- Directed by: Arthur Duarte
- Written by: João Bastos Fernando Fragoso
- Produced by: António de Jesus Marques António César dos Santos
- Starring: António Silva Maria Matos Milú Curado Ribeiro Hermínia Silva Teresa Casal
- Release date: 1943;
- Running time: 135 mins
- Language: Portuguese

= O Costa do Castelo =

1943 film by Arthur Duarte

O Costa do Castelo (lit. The Costa from the Castle) is a Portuguese film comedy from 1943, directed by Arthur Duarte, and starring António Silva, Maria Matos, Curado Ribeiro, Milú, Hermínia Silva, the famous Fado singer, and Teresa Casal. It was produced at Tobis Portuguesa.

It stands as one of the most famous Portuguese comedies of all time.

== Plot ==

André (Curado Ribeiro), is a son of a wealthy family who meets a girl called Luisinha (Milu).

Luisinha lives at a small pension house with Rita (Maria Olguim) and Januário (João Silva), who are as parents to her, and with mr. Simplício Costa (António Silva), better known as Costa do Castelo, a lazy but highly talented guitar player who together with (Hermínia Silva) reaches success.
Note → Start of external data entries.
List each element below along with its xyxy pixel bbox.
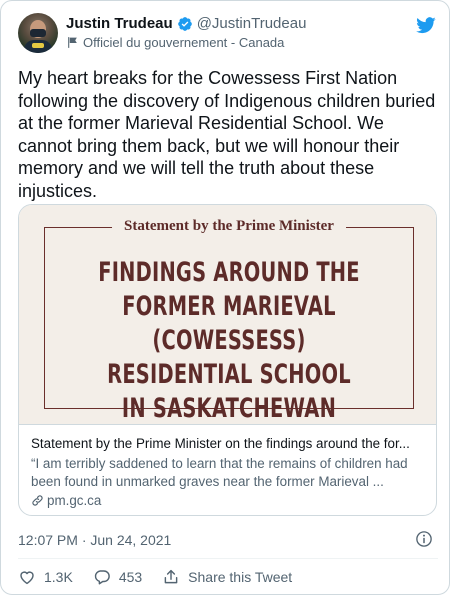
share-button[interactable]: Share this Tweet [162, 568, 292, 586]
link-card-domain-row: pm.gc.ca [31, 493, 427, 508]
tweet-timestamp[interactable]: 12:07 PM · Jun 24, 2021 [18, 532, 171, 548]
government-label-text: Officiel du gouvernement - Canada [83, 35, 285, 50]
info-icon[interactable] [415, 530, 433, 548]
tweet-text: My heart breaks for the Cowessess First … [18, 68, 436, 201]
link-icon [32, 495, 43, 506]
link-preview-image[interactable]: Statement by the Prime Minister FINDINGS… [19, 205, 436, 425]
like-count: 1.3K [44, 569, 73, 585]
link-card-domain: pm.gc.ca [47, 493, 102, 508]
share-icon [164, 569, 178, 584]
author-handle[interactable]: @JustinTrudeau [197, 15, 307, 32]
link-card-meta: Statement by the Prime Minister on the f… [31, 435, 427, 508]
share-label: Share this Tweet [188, 569, 293, 585]
tweet-header: Justin Trudeau @JustinTrudeau Officiel d… [18, 13, 438, 57]
author-name[interactable]: Justin Trudeau [66, 15, 173, 32]
link-card-description: “I am terribly saddened to learn that th… [31, 456, 408, 489]
government-label[interactable]: Officiel du gouvernement - Canada [66, 35, 284, 50]
government-flag-icon [68, 37, 77, 48]
heart-icon [20, 571, 34, 585]
link-preview-card[interactable]: Statement by the Prime Minister FINDINGS… [18, 204, 437, 516]
actions-divider [18, 558, 438, 559]
like-button[interactable]: 1.3K [18, 568, 73, 586]
link-card-title[interactable]: Statement by the Prime Minister on the f… [31, 435, 427, 453]
preview-image-label: Statement by the Prime Minister [112, 218, 346, 235]
tweet-card: Justin Trudeau @JustinTrudeau Officiel d… [0, 0, 450, 595]
author-name-row: Justin Trudeau @JustinTrudeau [66, 15, 306, 32]
reply-icon [94, 570, 110, 585]
preview-frame: Statement by the Prime Minister FINDINGS… [44, 218, 414, 424]
tweet-actions: 1.3K 453 Share this Tweet [18, 567, 312, 587]
preview-image-headline: FINDINGS AROUND THE FORMER MARIEVAL (COW… [98, 257, 360, 424]
author-avatar[interactable] [18, 13, 58, 53]
reply-button[interactable]: 453 [93, 568, 142, 586]
reply-count: 453 [118, 569, 143, 585]
verified-badge-icon [177, 16, 192, 31]
twitter-bird-icon[interactable] [414, 15, 438, 35]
In order to see Luisinha every day, André decides to move into the same pension, offering an assumed name and pretending to be a chauffeur. When all seems to be going according to plan, enter Ms. Mafalda da Silveira (Maria Matos), André's aunt, who unmasks her nephew and ends the farse.

André gets injured in a car accident, and takes advantage of his ailment to persuade his aunt with the help of his uncle Simão (Manuel Santos Carvalho), to allow Luisinha to live at her mansion, to attend him. Luisinha ends up moving in and, thanks to her, the mansion knows joy and light again.

One day, Simplício Costa comes to the mansion at the request of Simão and, unexpectedly, he finds the lost love of his youth, gone for over 30 years: Mafalda. All seems perfect, but one person stands before in André and Luisinha's happiness, Isabel de Castelar (Teresa Casal), an ambitious woman coveting Daniel's fortune. With considerable effort, Ms. Mafalda and the "Costa do Castelo" manage to join together not only Daniel and Luisinha but also themselves.

== DVD version ==

The DVD version is based upon a restoration effort conducted by Cinemateca Portuguesa and Museu do Cinema.

== Trivia ==

- "Costa do Castelo" is also the name of a reputed Portuguese advertising, feature film and television producer company, named after the film.
- "Costa do Castelo" is the name of a street in Lisbon.